Tim Schwabedissen "Gestrandet". Schiffsunglücke vor der Nordseeküste
200 Seiten, 21 x 27 cm 180 s/w-Abb., geb. mit Schutzumschlag € (D) 29,90 / € (A)* 30,80 / SFr 52,20 ISBN 3-7822-0893-5 Koehlers Verlagsgesellschaft mbH, Hamburg

"Schiff auf Strand!" - Dieser Ruf elektrisiert seit frühen Schifffahrtstagen die Menschen an der Küste. In den vergangenen Jahrhunderten war Schiffbruch gleichbedeutend mit der Aussicht auf reiches Strandgut. Strandräuber und -vögte lieferten sich mitunter ein Wettrennen um die Beute, dem nicht selten sogar Schiffbrüchige als lästige Zeugen zum Opfer fielen. Erst mit der Gründung der Deutschen Gesellschaft zur Rettung Schiffbrüchiger im Jahre 1865 rückte die Bergung der Menschen in den Mittelpunkt. Das Buch beschreibt zunächst die Geschichte von Strandung, Seenotrettung und Bergungsarbeit an der deutschen Küste. Anschließend zeigt es anhand von Beispielen auf, dass nicht erst seit der Havarie der "Pallas" Strandungen ein ökologisches Desaster für die Küste auslösen können.

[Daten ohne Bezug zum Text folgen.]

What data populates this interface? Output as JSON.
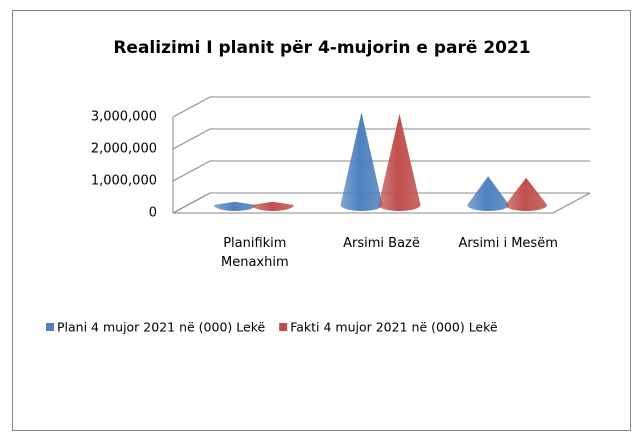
{
  "chart_data": {
    "type": "cone3d",
    "title": "Realizimi I planit për 4-mujorin e parë 2021",
    "categories": [
      "Planifikim Menaxhim",
      "Arsimi Bazë",
      "Arsimi i Mesëm"
    ],
    "series": [
      {
        "name": "Plani 4 mujor 2021 në (000) Lekë",
        "color": "#4f81bd",
        "values": [
          100000,
          2900000,
          900000
        ]
      },
      {
        "name": "Fakti 4 mujor 2021 në (000) Lekë",
        "color": "#c0504d",
        "values": [
          100000,
          2850000,
          850000
        ]
      }
    ],
    "ylim": [
      0,
      3000000
    ],
    "yticks": [
      {
        "value": 0,
        "label": "0"
      },
      {
        "value": 1000000,
        "label": "1,000,000"
      },
      {
        "value": 2000000,
        "label": "2,000,000"
      },
      {
        "value": 3000000,
        "label": "3,000,000"
      }
    ],
    "grid": true,
    "legend": "bottom"
  }
}
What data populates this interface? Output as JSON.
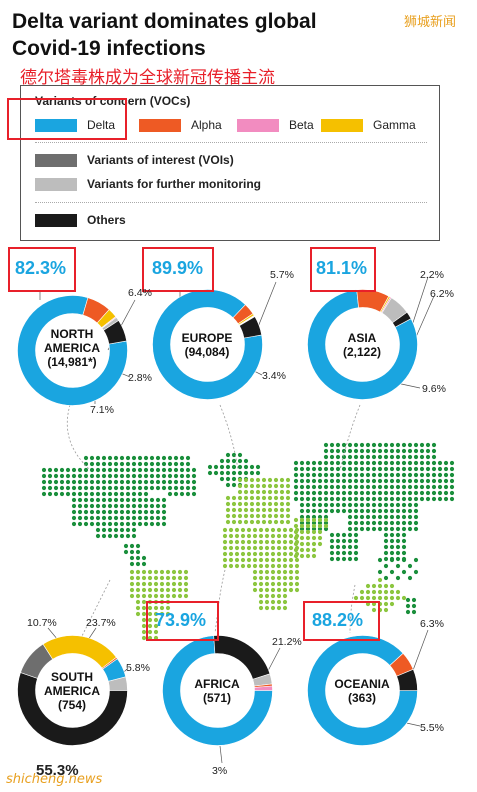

Wiederholt drohte bereits der Totalverlust voll beladener Tanker wie der "Leros", der "Gerd Maersk" oder der "Anne Mildred Broevig".
Der historische Bogen spannt sich vom Untergang der "Cimbria", auch als deutsche "Titanic" bekannt, über die spektakuläre Doppelstrandung von "Ondo" und "Fides", noch heute als Mahnmale des Scheiterns in der Elbmündung sichtbar, bis hin zu den erfolgreichen Bergungen von "Emmanuel M" und "Njandoma". Die anschließende Entdeckungsreise entlang der deutschen Nordseeküste erkundet die facettenreiche Geschichte ds Schiffbruchs zwischen Borkum und sylt und lädt den Leser ein, sich einmal selbst auf historische Spurensuche zu begeben.